Продолжая улыбаться он вытянул указательный палец правой руки и прицелился
в вазу, стоящую на тумбочке, у зеркала.
— Пуф… — сказал Капюшон, и звон падающих хрустальных осколков заглушил
звук удаляющихся шагов.
Странно, но Васильков не испугался и даже не удивился.
Паша ликовал! Это была победа. Пусть маленькая, но первая победа! Он вернулся
на кухню, налил из крана стакан холодной воды и залпом осушил его.
— Вот так козлы! — громко и с выражением заявил Васильков.
— Сам дурак, — послышалось откуда сверху.
Утром следующего дня Павел проснулся от длинного, настойчивого телефонного
звонка. Месяц назад он сам прибавил его громкость до максимума.
— Алло, — сказал Паша, одной рукой прижимая трубку, а другой продирая
сонные глаза.
— Павел Васильков?
— Да, это я.
— С глубоким прискорбием вынуждена сообщить… — затараторил почти автоматический,
равнодушный голос. Внутри у Паши что-то лопнуло, — что Василькова…
На глазах у Павла выступили слёзы, рука сама опустилась, не дослушав сообщение.
После похорон отец просил сына вернуться домой. Паша пообещал, что обязательно
это сделает, но чуть позже. Сейчас он никак не может, что есть очень важные
дела, но он вернётся. Обязательно.
Смерть близкого, родного человека — это уж слишком! С Сергеём всё понятно.

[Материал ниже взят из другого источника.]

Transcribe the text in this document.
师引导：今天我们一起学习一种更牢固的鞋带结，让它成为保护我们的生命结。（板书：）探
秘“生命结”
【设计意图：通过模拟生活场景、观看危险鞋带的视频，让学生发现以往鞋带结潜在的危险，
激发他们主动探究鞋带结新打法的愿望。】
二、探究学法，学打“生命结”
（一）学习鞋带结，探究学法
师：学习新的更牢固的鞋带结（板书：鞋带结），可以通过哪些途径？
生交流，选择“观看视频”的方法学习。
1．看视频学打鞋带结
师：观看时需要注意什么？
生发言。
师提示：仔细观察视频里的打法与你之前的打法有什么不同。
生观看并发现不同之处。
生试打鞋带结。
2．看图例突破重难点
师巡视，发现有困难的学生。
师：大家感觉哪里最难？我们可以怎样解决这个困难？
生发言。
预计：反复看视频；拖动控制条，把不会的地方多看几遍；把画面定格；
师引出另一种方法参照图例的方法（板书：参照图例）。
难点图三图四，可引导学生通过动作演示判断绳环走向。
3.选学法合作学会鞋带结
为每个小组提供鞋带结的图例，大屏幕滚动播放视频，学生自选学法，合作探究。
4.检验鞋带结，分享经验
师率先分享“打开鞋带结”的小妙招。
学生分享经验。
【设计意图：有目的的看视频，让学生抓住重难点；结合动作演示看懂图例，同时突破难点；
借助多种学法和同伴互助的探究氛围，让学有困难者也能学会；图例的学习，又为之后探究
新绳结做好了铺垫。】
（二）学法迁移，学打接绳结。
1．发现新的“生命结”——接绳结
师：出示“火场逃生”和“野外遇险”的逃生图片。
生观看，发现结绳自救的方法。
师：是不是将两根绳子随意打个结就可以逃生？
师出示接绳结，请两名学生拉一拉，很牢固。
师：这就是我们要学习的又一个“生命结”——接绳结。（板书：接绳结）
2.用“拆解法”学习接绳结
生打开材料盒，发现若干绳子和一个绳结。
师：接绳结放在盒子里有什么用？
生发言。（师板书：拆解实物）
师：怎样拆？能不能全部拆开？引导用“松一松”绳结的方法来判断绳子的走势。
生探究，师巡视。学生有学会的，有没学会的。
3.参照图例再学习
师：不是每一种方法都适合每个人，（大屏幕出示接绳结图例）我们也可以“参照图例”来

Один нападал, другой защищался. Но мама.… Этого Паша простить уже никак
не мог. Он не помнил, как добрался домой после поминок. Воспоминания всплывали
кусками, одно захлёстывало другое. Разобраться в этой каше было очень
тяжело. Но одна мысль была четкой и твёрдой, как гранит. Мама умерла из-за
него. Если бы он не начал играть в эту игру, ничего бы не случилось.
И когда дьявол зашел попить чаю, сдаваться уже было поздно. Это ничего
бы не изменило. Всё уже было предрешено. Выбор был сделан раньше. Гораздо
раньше. Но значит, он все же был. Был выбор, и Паша его сделал. Сейчас
отступать было бессмысленно. Точка возврата осталась далеко позади.
Почти неделю Паша не выходил из дома. Очень мало ел и, слава Богу, не
начал пить. Небритый и помятый, Васильков сейчас стоял на кухне, опершись
локтём о край оконного проёма и головой прижимал к нему руку. На плите
кипел чайник. Мощная струя пара била из носика, крышка подпрыгивала и
дребезжала. Вода уже не то что бы кипела, она клокотала, как в жерле вулкана.
«Двенадцать часов ноль-ноль минут», — объявило радио. День стоял солнечный,
но холодный. Солнце светило ярко, а грело слабо. Небо было ослепительно
голубым, без единого облачка. Листьев на деревьях осталось немного. Большинство
из них уже лежало в низу, собранные заботливой рукой дворника в невысокие
кучи.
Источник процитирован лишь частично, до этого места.